Où sont ces cris d'enfants la nuit ? Ces bruits d'éboulis venant d'on ne sait où ? Ces fausses alertes ? Ces doigts trouvés dans des mouchoirs ? Ces amis qui disparaissent les uns après les autres ? Ces randonnées diurnes faussement paisibles ? Certes, on récupère des morceaux disparates de l'ambiance de l'original, jetés ici et là sans grande conviction, un peu hasard, comme pour dire "on l'a fait, laissez-nous tranquilles". Mais on se paie surtout des phases de gameplay improbables à courser un chien désobéissant, envahi par des flashbacks de la guerre en Irak, à éviter des meules de feuilles mortes (?) sur un wagon lancé sur ses rails (??) en ordonnant à notre chien de chercher des trucs (???) pendant qu'on éclaire des monstres de branches pour qu'ils nous laissent tranquilles (????) après avoir lancé une partie de Snake sur notre vieux Nokia (?????). Pas évident de dire que ce la Bloober Team a fumé pour pondre un machin pareil, on comprend même aisément qu'ils ont essayé d'aller au-delà du film lui-même pour piocher dans son époque et ses mythes, mais le dosage est si mauvais que ça ne donne pas envie de prendre la même. Un fan plus hardcore du film pourra évoquer l'expression fatale : "viol de licence", je n'irais pas le contredire.

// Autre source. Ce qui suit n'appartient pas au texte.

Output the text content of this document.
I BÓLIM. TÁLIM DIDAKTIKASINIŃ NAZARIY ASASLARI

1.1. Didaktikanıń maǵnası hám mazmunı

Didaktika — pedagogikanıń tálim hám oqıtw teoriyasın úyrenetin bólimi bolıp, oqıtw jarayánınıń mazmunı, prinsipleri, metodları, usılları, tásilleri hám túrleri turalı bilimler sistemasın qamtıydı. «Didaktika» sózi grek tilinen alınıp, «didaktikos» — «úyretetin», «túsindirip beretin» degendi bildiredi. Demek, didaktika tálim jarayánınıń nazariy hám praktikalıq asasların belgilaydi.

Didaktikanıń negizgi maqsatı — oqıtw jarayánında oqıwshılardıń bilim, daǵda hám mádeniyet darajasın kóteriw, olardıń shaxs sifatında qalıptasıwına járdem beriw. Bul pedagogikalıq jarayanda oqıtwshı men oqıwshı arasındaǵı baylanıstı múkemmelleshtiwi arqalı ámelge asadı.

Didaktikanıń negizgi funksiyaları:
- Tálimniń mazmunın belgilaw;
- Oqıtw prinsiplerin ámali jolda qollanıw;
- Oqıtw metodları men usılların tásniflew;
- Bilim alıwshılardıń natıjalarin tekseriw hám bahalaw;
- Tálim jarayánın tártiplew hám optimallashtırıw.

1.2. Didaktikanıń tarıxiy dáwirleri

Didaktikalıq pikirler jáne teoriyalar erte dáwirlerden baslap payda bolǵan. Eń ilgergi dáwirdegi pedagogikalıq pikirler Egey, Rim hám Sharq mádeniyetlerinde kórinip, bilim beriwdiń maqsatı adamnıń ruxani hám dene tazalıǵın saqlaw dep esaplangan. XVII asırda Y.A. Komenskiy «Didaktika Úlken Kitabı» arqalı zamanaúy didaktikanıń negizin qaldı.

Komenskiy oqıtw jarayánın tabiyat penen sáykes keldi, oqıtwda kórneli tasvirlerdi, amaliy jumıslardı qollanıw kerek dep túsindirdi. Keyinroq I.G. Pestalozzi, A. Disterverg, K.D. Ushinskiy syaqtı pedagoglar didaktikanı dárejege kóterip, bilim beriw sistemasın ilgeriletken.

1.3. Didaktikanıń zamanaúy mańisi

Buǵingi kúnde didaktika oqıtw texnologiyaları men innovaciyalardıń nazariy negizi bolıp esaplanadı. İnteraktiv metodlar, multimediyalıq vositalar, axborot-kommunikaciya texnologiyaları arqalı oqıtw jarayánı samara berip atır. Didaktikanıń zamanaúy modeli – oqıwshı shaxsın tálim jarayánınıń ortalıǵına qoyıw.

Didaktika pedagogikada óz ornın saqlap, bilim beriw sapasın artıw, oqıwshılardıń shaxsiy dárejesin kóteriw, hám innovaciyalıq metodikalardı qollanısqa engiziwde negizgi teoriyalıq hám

Mais voilà... c'est la Bloober Team, et ces développeurs pourraient essayer de se foirer volontairement qu'ils n'y arriveraient sans doute pas. C'est donc à la toute fin que la magie finit par opérer, pendant une petite heure. Oh, ce n'est pas grand-chose. J'étais prêt à abandonner le jeu, à la limite de la consternation, après avoir passé les trois quarts de mon temps à bidouiller une roue des pouvoirs foireuse et à ramasser les ordures sans intérêt ramenées par mon chien. Mais, tout de même, les développeurs ne pouvaient pas faire l'impasse sur la scène finale du film original, devenue mythique, où les personnages entraient dans une maison abandonnée au cœur de la forêt avant d'y vivre leurs derniers instants, montrés à l'écran par des images assez simples et pourtant intimement terrifiantes. Joie : cette scène finale, dans le jeu, marque le retour de la Bloober Team à ce qu'elle sait faire de mieux. Pour un (pas si) bref instant, le film retrouve l'inspiration d'Observer et de Layers of Fear, transforme la visite de la maison en dédale, la remplit de scripts raffinés, de changements de décor désorientants, de murmures effrayants et de visions cauchemardesques. Dans le film, cette séquence d'exploration ne dure qu'une minute. Dans le jeu, elle dure presque une heure, comme si les développeurs s'étaient retenus si longtemps de faire exploser leur savoir-faire qu'ils n'ont pu s'empêcher de tout donner dans les derniers mètres. Là encore, l'originalité n'est pas forcément au rendez-vous, et le gimmick de gameplay couplé au décor dans lequel il prend place donne l'impression de jouer à une resucée du niveau de la cabane de Condemned, mais ce n'est pas grave : déjà, ce niveau était bien, et surtout, on joue enfin à Blair Witch.